I feel the same way about Carmie.
I tell him about the trip, about Simon and Olivier, about my solution for the problem and about the honeymoon afterward. As I talk, I realize how it happened. How I fell in love with Carmie a while back, maybe on that very first night, and struggled to learn how to deal with it.
The monster inside of me has always been a dealbreaker. I’ve never let myself get close to anyone, mostly because I’m afraid of what might happen if they ever get to see the real me.
Except it didn’t scare Carmie. If anything, she kind of likes the darkness. Maybe just the watered-down, safe version, but still. She doesn’t look at me like I’m a terror.

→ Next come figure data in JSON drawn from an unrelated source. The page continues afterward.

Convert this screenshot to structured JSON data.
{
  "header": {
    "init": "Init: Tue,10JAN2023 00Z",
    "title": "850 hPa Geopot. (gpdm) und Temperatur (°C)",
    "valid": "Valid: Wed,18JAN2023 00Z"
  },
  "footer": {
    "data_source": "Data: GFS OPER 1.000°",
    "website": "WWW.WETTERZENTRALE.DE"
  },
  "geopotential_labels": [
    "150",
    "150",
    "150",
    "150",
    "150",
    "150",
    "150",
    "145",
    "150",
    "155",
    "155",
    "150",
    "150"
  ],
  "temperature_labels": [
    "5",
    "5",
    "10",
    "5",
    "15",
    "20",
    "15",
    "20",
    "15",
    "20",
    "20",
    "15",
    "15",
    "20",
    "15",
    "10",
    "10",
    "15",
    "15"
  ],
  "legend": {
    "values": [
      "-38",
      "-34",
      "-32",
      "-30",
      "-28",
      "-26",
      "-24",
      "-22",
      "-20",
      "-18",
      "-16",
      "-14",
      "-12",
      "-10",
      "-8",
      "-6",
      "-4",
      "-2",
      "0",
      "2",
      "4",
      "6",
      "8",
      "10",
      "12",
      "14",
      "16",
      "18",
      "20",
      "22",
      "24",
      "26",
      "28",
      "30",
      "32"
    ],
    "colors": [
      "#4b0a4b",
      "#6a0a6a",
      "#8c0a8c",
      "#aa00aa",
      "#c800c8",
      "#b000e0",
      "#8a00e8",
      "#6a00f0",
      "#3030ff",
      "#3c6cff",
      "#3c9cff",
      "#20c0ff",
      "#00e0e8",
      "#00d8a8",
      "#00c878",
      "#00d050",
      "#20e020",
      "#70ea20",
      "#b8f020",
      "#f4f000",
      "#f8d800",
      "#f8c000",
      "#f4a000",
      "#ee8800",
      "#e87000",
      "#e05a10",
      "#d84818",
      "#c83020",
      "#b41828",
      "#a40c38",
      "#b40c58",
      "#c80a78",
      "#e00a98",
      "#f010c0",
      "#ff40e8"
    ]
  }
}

It feels fucking incredible.
“Months in Canada,” Alex muses as he tries on one of our latest Rolexes. “That’s going to be a pain in the ass.”
“You’re not kidding.”
“What’s there to do in Canada?”
“Same shit down here, only more problems.”
“And Carmie’s going with you?”
“That’s what she says.”
He grunts and nods to himself. “You got a good one.”
“I know I do.”
We make more small talk. I don’t want to get to why I’m really here. All I want is to sit around with my friend and pretend like shit’s the way it’s always been, like Stepan’s going to walk in through the door any second now and everything will be okay. But my brother’s dead, my father’s dead, and Natalya and I are all that’s left.
“Listen, I need to talk to you about something.” I lean back in my chair. Alex looks up from where he’s polishing a bracelet. “It’s about the store.”
“It’ll be fine without you. Might be better, honestly.”
I throw an empty box at him and he slaps it aside. “You’re making this hard.”
“Making what hard?”
“I want you to be co-owner of this place with me.”
His eyebrows raise. When my dad died, control of Fed passed into my hands, and Fed is basically the centerpiece of the Federov power. Making him co-owner is like sharing the entire criminal organization with him.
“That’s big,” he says at last.
“You deserve it. No, listen, you know you do. You’ve been holding this family together for a lot longer than I like to admit, and you should formally be in charge.”
“How’s that going to work?”
“You’ll get a forty percent stake to my sixty. That makes you minority owner.”
“And your second-in-command?”
“If you’ll accept it, that’s the idea.”
He tilts his head to the side, cracking his neck. “Is there a pay raise?”
I bark a laugh at him. “If you can earn more, you can keep more, you greedy prick.”
“Just making sure.” He grins at me. “It’s a lot of responsibility, but I accept.”
“I figured you would, you fucking bastard.”